The quits rate can serve as a measure of workers’ willingness or ability to change jobs. In March, the quits rate was unchanged for total nonfarm, total private, and government. The number of quits was 2.1 million in March 2012, up from 1.8 million at the end of the recession in June 2009.

The number of quits (not seasonally adjusted) in March increased over the year for total nonfarm, total private, and government. The number of quits increased over the year in mining and logging, accommodation and food services, and state and local government. Quits increased in the South region.

The layoffs and discharges component of total separations is seasonally adjusted at the total nonfarm, total private, and government levels and for the four regions. The layoffs and discharges rate displayed little or no change in March for total nonfarm, total private, government and all four regions. The number of layoffs and discharges for total nonfarm was 1.7 million in March 2012, down from 2.1 million at the end of the recession in June 2009.

The layoffs and discharges level (not seasonally adjusted) for total nonfarm, total private, and government was little changed over the 12 months ending in March 2012. Over the year, the number of layoffs and discharges rose for mining and logging. The number of layoffs and discharges was little changed over the year in all four regions.

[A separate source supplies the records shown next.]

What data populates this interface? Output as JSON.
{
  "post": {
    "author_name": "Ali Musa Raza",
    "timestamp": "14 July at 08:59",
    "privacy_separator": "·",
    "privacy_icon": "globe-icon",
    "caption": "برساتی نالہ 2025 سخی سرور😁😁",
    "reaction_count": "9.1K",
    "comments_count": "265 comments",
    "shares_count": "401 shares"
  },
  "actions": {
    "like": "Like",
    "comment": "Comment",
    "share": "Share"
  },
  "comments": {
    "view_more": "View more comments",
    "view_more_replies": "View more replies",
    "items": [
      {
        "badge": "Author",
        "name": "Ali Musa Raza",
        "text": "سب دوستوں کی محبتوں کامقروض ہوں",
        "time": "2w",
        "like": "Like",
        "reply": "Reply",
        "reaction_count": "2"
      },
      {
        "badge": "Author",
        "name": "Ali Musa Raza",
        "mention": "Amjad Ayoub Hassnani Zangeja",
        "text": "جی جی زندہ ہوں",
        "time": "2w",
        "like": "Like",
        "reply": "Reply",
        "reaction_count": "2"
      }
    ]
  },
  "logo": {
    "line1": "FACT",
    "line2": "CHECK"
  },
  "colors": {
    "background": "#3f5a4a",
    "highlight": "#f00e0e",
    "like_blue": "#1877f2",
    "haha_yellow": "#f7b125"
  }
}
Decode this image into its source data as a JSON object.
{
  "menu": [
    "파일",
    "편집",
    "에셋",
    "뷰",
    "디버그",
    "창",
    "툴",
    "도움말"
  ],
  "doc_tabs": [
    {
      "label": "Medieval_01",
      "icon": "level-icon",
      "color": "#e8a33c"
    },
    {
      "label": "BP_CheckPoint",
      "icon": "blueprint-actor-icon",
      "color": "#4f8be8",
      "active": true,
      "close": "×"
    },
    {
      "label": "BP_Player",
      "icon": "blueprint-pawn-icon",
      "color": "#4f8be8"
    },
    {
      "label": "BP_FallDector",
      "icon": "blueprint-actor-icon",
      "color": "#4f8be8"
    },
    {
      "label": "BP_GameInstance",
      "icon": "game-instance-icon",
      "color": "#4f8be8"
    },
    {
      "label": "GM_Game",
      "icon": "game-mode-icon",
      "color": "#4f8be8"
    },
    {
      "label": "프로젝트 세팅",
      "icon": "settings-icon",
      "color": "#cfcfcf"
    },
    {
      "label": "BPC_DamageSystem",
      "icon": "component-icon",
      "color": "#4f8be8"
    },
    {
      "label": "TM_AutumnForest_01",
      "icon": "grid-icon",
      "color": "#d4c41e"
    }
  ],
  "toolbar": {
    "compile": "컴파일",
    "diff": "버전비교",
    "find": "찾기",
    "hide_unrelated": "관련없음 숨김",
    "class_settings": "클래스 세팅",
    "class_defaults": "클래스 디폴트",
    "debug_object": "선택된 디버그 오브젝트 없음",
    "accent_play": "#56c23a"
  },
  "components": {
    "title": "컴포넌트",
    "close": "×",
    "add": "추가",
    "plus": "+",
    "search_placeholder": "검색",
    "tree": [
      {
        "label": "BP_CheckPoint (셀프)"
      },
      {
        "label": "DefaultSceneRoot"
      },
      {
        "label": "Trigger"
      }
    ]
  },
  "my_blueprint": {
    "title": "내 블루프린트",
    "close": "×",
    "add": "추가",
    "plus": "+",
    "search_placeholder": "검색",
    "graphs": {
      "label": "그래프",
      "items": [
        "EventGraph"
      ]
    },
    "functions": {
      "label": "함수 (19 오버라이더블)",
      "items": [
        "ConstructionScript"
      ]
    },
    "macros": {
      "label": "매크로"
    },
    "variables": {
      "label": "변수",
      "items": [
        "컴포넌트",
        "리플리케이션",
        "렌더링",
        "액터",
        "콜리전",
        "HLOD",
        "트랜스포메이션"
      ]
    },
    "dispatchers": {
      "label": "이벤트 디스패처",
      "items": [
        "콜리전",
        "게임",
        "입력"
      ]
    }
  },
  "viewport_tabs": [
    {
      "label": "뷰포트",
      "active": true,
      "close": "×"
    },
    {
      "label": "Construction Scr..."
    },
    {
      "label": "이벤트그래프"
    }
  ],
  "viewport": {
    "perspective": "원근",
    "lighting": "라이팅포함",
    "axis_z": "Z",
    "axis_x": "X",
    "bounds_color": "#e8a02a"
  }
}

The other separations component of total separations is seasonally adjusted at the total nonfarm, total private, and government levels. Other separations include separations due to retirement, death, and disability, as well as transfers to other locations of the same firm. In March 2012, there were 323,000 other separations for total nonfarm, 256,000 for total private, and 67,000 for government. The number of other separations for total nonfarm in March 2012 increased from 293,000 at the end of the recession in June 2009.

Net Change in Employment

Large numbers of hires and separations occur every month throughout the business cycle. Net employment change results from the relationship between hires and separations. When the number of hires exceeds the number of separations, employment rises, even if the hires level is steady or declining. Conversely, when the number of hires is less than the number of separations, employment declines, even if the hires level is steady or rising. Over the 12 months ending in March 2012, hires totaled 50.7 million and separations totaled 48.8 million, yielding a net employment gain of 1.9 million. These figures include workers who may have been hired and separated more than once during the year.